The sergeant had not forgotten his promise to McConnell, but as he thought of it he knew at once how impossible it was of fulfilment. The boy saw his way clearly. Nothing that McConnell could offer could avail to turn him from that way. What lay in it of peril or of pain, who could say, but press the path he would at all costs and at all hazards.
Thus it came that on a morning in that most glorious season of the Canadian year, the Indian summer, Paul set forth on his great adventure. It had been decided in family conclave that he would make the journey more cheaply, an important consideration for him, by horseback than by train, and more especially that the warm-hearted Irishman had insisted that he should take with him the cow-pony on which he had ridden the range for the past six months.
“It would be a shame to part yez,” he declared, “an’ next summer, please God, you can ride him back where there’ll be a job waitin’ ye, so there will.”
Long and vigorously Paul protested, but in vain.
“Tush!” said Ma McConnell to Paul in an aside, brushing away his protests. “Why not let the poor man pleasure himself in givin’ the beast till ye? An’ what’s a pony or less to McConnell?”

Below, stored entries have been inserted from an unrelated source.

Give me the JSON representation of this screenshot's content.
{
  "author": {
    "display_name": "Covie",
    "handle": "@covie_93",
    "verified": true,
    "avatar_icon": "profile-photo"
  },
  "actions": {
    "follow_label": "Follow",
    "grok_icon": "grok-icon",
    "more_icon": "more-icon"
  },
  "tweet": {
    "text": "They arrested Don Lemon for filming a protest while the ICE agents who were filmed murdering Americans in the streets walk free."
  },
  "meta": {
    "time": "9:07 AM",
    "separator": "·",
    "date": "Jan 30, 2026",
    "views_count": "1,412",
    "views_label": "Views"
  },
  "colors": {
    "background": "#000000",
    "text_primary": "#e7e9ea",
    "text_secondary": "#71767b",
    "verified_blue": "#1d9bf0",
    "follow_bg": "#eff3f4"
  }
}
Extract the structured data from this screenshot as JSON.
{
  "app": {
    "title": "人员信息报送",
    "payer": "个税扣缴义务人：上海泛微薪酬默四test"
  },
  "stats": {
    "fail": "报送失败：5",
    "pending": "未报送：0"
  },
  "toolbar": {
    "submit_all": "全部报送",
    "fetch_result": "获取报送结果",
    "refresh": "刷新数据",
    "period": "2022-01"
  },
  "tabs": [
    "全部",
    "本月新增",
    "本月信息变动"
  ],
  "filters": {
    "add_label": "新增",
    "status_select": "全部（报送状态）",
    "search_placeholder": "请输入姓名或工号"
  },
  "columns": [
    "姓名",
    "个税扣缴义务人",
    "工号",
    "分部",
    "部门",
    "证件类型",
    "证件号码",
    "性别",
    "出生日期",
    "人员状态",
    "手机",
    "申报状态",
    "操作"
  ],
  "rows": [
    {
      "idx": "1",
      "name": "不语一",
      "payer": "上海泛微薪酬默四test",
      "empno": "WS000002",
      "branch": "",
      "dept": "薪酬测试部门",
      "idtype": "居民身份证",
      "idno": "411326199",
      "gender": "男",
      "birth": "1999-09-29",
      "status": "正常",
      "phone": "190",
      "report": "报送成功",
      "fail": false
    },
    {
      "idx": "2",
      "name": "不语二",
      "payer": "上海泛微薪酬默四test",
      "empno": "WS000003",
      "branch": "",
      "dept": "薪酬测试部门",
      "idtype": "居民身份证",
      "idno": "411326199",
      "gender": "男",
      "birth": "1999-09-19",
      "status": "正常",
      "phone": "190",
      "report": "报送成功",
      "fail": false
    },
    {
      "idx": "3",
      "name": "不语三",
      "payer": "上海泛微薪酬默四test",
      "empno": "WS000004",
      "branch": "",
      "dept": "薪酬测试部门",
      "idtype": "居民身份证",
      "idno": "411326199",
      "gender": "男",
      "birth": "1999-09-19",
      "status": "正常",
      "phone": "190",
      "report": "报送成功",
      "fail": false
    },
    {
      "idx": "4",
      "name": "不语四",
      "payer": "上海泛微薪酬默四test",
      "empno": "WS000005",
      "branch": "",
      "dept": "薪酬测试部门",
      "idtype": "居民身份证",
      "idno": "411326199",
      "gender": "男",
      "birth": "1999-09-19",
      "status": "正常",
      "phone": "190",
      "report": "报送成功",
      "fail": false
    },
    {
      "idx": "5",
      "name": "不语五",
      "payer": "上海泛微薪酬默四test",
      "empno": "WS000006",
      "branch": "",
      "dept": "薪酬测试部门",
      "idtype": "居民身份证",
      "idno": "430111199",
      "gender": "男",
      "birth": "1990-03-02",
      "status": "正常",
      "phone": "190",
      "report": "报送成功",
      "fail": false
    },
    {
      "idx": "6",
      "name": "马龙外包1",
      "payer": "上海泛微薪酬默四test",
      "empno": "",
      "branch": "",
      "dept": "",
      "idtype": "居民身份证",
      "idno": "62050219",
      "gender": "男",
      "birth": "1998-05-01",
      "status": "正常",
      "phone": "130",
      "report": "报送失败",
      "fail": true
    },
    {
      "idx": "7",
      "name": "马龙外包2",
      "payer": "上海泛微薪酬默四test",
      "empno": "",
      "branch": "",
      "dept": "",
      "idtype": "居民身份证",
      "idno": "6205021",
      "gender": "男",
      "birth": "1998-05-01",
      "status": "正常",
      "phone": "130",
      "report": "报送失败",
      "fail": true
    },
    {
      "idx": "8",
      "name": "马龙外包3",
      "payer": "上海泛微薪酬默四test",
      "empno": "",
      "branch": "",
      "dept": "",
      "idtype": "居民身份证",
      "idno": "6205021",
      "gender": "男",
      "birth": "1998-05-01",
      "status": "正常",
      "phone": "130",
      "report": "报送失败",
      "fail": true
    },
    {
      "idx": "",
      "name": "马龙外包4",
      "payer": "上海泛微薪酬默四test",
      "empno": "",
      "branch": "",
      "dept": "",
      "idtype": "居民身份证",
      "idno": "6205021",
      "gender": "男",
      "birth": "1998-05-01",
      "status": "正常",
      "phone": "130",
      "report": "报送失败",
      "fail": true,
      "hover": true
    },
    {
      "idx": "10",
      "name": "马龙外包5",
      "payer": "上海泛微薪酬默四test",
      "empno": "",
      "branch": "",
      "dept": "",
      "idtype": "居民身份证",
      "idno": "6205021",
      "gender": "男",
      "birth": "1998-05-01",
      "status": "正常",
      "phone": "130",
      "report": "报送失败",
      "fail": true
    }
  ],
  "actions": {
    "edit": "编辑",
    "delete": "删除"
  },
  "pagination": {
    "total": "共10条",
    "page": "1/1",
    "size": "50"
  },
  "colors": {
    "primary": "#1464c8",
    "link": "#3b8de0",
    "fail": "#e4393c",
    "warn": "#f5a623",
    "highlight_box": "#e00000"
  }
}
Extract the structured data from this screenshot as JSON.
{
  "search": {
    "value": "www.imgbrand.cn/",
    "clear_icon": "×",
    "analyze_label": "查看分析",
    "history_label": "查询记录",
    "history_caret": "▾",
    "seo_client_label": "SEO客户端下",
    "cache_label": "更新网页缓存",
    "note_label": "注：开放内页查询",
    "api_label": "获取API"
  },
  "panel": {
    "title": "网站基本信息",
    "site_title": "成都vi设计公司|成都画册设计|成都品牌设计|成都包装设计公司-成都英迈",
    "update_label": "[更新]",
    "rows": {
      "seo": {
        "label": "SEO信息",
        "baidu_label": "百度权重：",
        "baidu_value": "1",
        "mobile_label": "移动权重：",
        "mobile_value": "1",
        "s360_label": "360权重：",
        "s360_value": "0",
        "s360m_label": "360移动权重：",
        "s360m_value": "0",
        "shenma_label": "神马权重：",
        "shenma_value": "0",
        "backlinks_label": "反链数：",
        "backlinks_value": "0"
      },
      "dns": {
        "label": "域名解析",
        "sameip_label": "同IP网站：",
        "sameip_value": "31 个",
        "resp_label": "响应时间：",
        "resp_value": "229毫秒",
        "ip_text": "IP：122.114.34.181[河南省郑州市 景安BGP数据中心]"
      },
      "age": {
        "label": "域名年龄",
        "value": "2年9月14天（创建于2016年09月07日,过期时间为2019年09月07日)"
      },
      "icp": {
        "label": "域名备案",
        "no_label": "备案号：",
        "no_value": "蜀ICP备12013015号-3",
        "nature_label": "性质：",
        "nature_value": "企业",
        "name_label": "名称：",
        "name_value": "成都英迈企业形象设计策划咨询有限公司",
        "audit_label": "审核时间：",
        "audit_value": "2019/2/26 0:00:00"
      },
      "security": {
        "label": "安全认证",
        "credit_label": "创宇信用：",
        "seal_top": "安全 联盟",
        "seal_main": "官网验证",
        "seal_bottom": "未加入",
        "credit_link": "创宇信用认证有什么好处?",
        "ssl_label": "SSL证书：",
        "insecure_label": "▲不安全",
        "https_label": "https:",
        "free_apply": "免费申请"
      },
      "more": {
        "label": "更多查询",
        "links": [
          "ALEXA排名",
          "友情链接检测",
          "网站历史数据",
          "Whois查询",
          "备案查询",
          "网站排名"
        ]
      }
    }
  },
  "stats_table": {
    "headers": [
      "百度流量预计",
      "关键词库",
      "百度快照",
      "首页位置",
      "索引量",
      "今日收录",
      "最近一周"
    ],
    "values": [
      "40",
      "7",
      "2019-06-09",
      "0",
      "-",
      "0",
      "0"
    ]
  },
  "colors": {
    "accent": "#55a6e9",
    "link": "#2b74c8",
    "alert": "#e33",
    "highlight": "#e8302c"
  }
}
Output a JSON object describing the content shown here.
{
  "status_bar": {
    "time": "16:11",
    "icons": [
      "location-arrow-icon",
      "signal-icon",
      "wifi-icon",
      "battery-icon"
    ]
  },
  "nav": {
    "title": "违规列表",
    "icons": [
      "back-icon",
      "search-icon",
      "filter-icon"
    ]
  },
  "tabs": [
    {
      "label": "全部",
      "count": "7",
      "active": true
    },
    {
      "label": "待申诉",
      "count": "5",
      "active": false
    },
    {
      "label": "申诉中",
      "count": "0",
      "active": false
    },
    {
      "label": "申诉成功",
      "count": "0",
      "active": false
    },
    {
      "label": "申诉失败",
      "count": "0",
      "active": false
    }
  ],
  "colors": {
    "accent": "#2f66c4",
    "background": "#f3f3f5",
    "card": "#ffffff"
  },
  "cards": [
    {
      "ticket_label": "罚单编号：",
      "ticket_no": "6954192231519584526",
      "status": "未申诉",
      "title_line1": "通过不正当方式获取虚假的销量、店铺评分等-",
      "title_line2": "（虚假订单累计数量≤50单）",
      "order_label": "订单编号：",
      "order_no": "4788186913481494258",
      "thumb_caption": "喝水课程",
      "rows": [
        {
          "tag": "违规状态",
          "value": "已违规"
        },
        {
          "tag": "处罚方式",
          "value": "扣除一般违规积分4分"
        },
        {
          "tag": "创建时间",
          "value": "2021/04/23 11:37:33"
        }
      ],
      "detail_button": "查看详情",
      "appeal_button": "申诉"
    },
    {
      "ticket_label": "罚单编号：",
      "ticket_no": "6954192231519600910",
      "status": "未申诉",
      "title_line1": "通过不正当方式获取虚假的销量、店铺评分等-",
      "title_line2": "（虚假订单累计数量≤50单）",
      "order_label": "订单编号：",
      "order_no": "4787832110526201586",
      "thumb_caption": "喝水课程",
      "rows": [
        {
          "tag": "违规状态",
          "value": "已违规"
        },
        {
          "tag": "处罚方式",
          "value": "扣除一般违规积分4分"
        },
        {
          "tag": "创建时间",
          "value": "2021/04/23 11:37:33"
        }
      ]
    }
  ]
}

So provisioned and furnished till his dunnage bag and saddle bags were like to burst with their gifts, Paul stood ready to take his departure. They all made light of the leaving. In a few months he would be back again, and besides, as Ma McConnell declared, what was to hinder them taking a bit of a jaunt to the city themselves during the winter? Indeed, they had long planned such a trip, and as for Molly, Pa was just sayin’ how she ought to get a chance at her schoolin’ and her music for a bit. So he might be on the lookout for them any day.
“Molly, where are ye thin? Och, the poor child! Ye’ll jist excuse her. It’s broken hearted she is at the leavin’.”
“Say good-bye to her for me,” said Paul. “And good-bye, Mrs. McConnell. You have been awfully good to me. I shall never forget you.”